The Nanonets OCR API allows you to build OCR models with ease. You can upload your data, annotate it, set the model to train, and wait for getting predictions through a browser-based UI without writing a single line of code, worrying about GPUs or finding the right architectures for your deep learning models.

Here are some of the outputs that are generated using the Nanonets API. The Key-Value pairs are highlighted using bounding boxes. It’s hard to see them as they are very precisely marked as the key-value pairs.

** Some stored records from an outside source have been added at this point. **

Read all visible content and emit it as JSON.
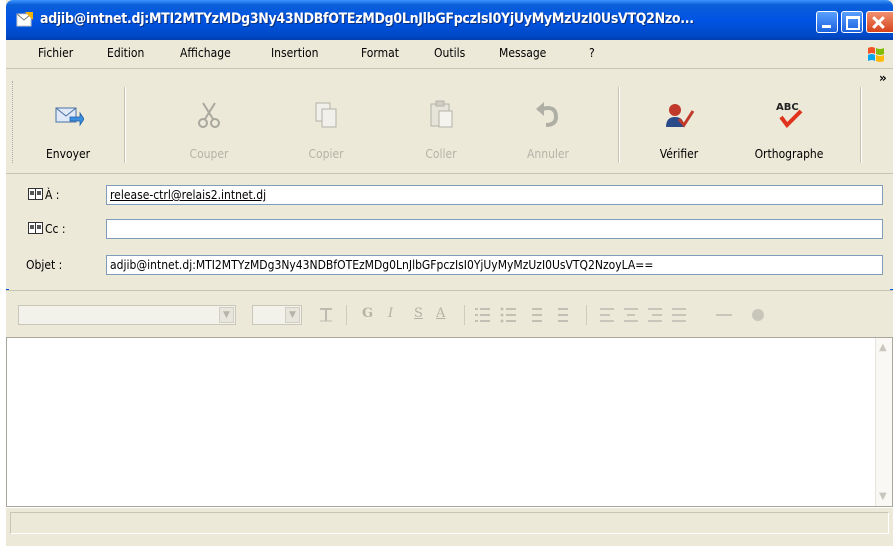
{
  "window": {
    "title": "adjib@intnet.dj:MTI2MTYzMDg3Ny43NDBfOTEzMDg0LnJlbGFpczIsI0YjUyMyMzUzI0UsVTQ2Nzo..."
  },
  "menu": [
    "Fichier",
    "Edition",
    "Affichage",
    "Insertion",
    "Format",
    "Outils",
    "Message",
    "?"
  ],
  "toolbar": {
    "send": "Envoyer",
    "cut": "Couper",
    "copy": "Copier",
    "paste": "Coller",
    "undo": "Annuler",
    "check": "Vérifier",
    "spelling": "Orthographe",
    "more": "»"
  },
  "fields": {
    "to_label": "À :",
    "to_value": "release-ctrl@relais2.intnet.dj",
    "cc_label": "Cc :",
    "cc_value": "",
    "subject_label": "Objet :",
    "subject_value": "adjib@intnet.dj:MTI2MTYzMDg3Ny43NDBfOTEzMDg0LnJlbGFpczIsI0YjUyMyMzUzI0UsVTQ2NzoyLA=="
  },
  "formatbar": {
    "bold": "G",
    "italic": "I",
    "underline": "S",
    "font_color": "A"
  },
  "body": {
    "text": ""
  },
  "colors": {
    "titlebar": "#0054e3",
    "chrome": "#ece9d8",
    "input_border": "#7f9db9"
  }
}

Nanonets helps you extract data from different ranges of IDs and passports, irrespective of language and templates. Our OCR API can readily identify the following fields in any desired outputs like CSV, Excel, JSON.

1. Full name
2. Nationality
3. Date of birth
4. Birthplace
5. MRZ code
6. Gender
7. Date of issue
8. Expiry date
9. Height
10. Document number
11. Crop of the passport photo
12. Personal identification number

You can also use the Nanonets-OCR API by following the steps below:

1. Create a Free Nanonets Account: Create your free Nanonets account and search for Driver License or Passports Models under My Models tab in your dashboard.
2. Upload your Images: Next,  choosing the model, you can add your ID Cards or passports to your dashboard. Immediately after a couple of seconds, Nanonets will draw bounding boxes of the important key-value pairs using state of the art deep learning algorithms.
3. Verify your Images: You can also verify your images, in case if they are not identified as expected. But, don’t worry, our models learn from the verified images.
4. Integrate your Model: Lastly, Nanonets can also be integrated into your software or as an SDK on mobile devices. You can find the API’s under the integrate tag. You can also export the extracted data in your desired format.

Data Privacy

We at Nanonets take data privacy and security very seriously. We are following access management and restrictions based on the need-to-know principle. The non-disclosure agreements bound all our employees and contractors. When we transmit data, we use encrypted communication channels (SSL/TLS encryption). We store and process Customer data only with the three major cloud platform providers – Amazon AWS, Google Cloud, and Microsoft Azure.